An efficient model of cosmology dependence in the covariance matrix of the matter power spectrum

TL;DR

This paper introduces a fast, Taylor expansion-based model to estimate how the covariance matrix of the matter power spectrum varies with cosmological parameters, significantly reducing computational costs.

Contribution

The authors develop a novel interpolation method for the covariance matrix dependence on cosmology, requiring only a few input cosmologies and avoiding extensive calculations for each new parameter set.

Findings

The model accurately reproduces covariance matrices across different cosmologies.

Interpolation speeds up calculations by orders of magnitude.

The method remains robust with various approximations and corrections.

Abstract

Covariance matrices are essential cosmological probes of fundamental physics, providing information on numerous fundamental physical parameters and varying with any change in the underlying cosmology.

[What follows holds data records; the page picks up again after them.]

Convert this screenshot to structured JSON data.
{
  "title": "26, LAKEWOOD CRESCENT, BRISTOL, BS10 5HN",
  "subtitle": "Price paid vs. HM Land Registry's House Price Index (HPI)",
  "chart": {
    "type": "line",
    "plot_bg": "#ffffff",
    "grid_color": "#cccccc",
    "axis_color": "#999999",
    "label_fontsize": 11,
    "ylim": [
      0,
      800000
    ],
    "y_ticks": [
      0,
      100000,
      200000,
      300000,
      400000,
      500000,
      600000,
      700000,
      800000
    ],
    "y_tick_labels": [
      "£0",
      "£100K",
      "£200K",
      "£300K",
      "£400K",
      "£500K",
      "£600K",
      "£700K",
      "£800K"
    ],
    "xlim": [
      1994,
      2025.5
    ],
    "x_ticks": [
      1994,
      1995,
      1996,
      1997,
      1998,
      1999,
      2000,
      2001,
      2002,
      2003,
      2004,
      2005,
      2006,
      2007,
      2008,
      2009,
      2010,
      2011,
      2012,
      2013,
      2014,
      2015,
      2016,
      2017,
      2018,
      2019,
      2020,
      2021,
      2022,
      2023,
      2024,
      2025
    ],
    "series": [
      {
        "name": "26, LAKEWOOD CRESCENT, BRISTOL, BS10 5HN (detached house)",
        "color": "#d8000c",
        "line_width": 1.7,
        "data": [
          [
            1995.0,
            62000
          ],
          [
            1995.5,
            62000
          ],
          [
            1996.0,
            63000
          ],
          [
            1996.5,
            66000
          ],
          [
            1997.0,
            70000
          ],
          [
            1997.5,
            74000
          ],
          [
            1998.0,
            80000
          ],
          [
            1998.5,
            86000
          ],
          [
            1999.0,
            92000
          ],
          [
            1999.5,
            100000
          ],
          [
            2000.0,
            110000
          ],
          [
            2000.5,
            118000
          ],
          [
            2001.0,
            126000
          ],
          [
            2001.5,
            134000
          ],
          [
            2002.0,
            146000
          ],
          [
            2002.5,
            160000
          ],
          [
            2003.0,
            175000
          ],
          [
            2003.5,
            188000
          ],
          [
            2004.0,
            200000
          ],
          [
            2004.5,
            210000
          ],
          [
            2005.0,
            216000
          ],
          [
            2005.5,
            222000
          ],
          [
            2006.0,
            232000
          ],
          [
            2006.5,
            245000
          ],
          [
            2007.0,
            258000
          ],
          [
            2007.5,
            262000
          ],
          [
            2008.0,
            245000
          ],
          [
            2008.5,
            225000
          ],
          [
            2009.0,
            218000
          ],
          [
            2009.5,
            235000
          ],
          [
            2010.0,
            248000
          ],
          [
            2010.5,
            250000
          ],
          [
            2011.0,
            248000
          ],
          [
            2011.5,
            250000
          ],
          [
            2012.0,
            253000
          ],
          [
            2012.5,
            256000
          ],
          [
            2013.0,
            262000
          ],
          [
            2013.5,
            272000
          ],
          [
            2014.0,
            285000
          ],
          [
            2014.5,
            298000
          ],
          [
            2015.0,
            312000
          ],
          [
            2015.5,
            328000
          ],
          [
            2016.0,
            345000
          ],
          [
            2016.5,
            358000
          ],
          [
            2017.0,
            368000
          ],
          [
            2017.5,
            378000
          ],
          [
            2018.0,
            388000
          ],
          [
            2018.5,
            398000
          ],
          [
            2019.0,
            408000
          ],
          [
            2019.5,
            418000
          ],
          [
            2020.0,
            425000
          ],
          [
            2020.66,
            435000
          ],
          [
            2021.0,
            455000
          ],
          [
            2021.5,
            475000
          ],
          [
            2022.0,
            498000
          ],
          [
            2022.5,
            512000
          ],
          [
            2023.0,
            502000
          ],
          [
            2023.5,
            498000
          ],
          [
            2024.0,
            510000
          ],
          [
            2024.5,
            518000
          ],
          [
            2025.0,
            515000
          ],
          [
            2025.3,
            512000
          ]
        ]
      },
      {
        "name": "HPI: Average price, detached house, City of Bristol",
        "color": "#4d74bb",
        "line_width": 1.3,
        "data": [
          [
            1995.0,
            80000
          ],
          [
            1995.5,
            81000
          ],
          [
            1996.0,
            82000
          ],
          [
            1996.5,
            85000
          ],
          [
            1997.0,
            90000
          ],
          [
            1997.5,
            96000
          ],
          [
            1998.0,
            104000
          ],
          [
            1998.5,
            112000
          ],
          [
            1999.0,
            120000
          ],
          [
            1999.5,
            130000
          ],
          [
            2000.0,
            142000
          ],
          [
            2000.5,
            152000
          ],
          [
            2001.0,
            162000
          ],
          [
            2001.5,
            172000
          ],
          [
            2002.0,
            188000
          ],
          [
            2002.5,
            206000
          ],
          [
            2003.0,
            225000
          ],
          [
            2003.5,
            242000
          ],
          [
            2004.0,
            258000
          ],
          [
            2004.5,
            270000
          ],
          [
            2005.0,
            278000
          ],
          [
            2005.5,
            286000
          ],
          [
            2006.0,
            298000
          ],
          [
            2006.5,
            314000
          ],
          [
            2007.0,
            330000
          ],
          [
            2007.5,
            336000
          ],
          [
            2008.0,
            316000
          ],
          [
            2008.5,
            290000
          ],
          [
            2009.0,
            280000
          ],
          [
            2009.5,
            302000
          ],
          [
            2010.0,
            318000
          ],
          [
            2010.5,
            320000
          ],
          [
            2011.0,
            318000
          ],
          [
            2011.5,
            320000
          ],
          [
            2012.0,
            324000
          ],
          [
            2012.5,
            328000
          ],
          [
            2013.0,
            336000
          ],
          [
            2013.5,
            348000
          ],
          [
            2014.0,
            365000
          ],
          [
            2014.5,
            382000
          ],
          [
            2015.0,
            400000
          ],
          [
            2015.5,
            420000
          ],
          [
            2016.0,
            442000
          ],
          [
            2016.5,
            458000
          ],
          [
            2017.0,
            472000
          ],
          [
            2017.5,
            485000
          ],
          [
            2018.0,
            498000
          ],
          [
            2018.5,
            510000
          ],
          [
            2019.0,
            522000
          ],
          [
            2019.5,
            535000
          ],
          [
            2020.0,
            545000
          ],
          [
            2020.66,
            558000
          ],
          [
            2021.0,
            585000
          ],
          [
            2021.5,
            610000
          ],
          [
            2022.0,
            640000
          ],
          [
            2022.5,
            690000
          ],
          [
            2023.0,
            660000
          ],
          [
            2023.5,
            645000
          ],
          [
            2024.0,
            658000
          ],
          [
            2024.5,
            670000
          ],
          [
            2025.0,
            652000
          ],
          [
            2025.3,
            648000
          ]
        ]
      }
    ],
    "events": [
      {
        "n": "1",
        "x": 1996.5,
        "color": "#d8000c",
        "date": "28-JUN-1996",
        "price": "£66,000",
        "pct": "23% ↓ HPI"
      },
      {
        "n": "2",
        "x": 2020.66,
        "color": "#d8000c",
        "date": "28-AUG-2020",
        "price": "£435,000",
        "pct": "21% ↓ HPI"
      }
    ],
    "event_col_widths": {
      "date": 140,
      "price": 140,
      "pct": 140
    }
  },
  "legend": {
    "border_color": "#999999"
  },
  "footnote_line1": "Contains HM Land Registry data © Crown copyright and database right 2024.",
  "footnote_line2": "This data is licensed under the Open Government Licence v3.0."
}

However, this cosmology dependence, while providing excellent information, also makes them computationally intensive to compute, as a new covariance matrix must explicitly be calculated for every variation in cosmology before comparisons to observational data can be made. In this paper, we develop an efficient model for estimating the parameter dependence of the covariance matrix of the matter power spectrum by Taylor expanding around a known value of the parameter space. This method allows us to use a relatively small number of input cosmologies, specifically one fiducial cosmology and two further cosmologies for each parameter. We explicitly calculate the covariance matrices for these cosmologies and then develop a new model that allows us to interpolate from these the form of the covariance matrix with a cosmology that is located elsewhere in that given parameter space without explicit perturbation theory calculations. This method speeds up covariance matrix calculations in new cosmologies by orders of magnitude compared to explicit perturbation theory calculations at each point in a given parameter space. Using different approximations, we develop three versions of our interpolated covariance matrix and validate the model by recreating all of our input cosmologies using all three forms, both with and without super-sample covariance corrections in each case, and show that the models provide robust recreations of the original results, with the different approximations being valid in certain regimes.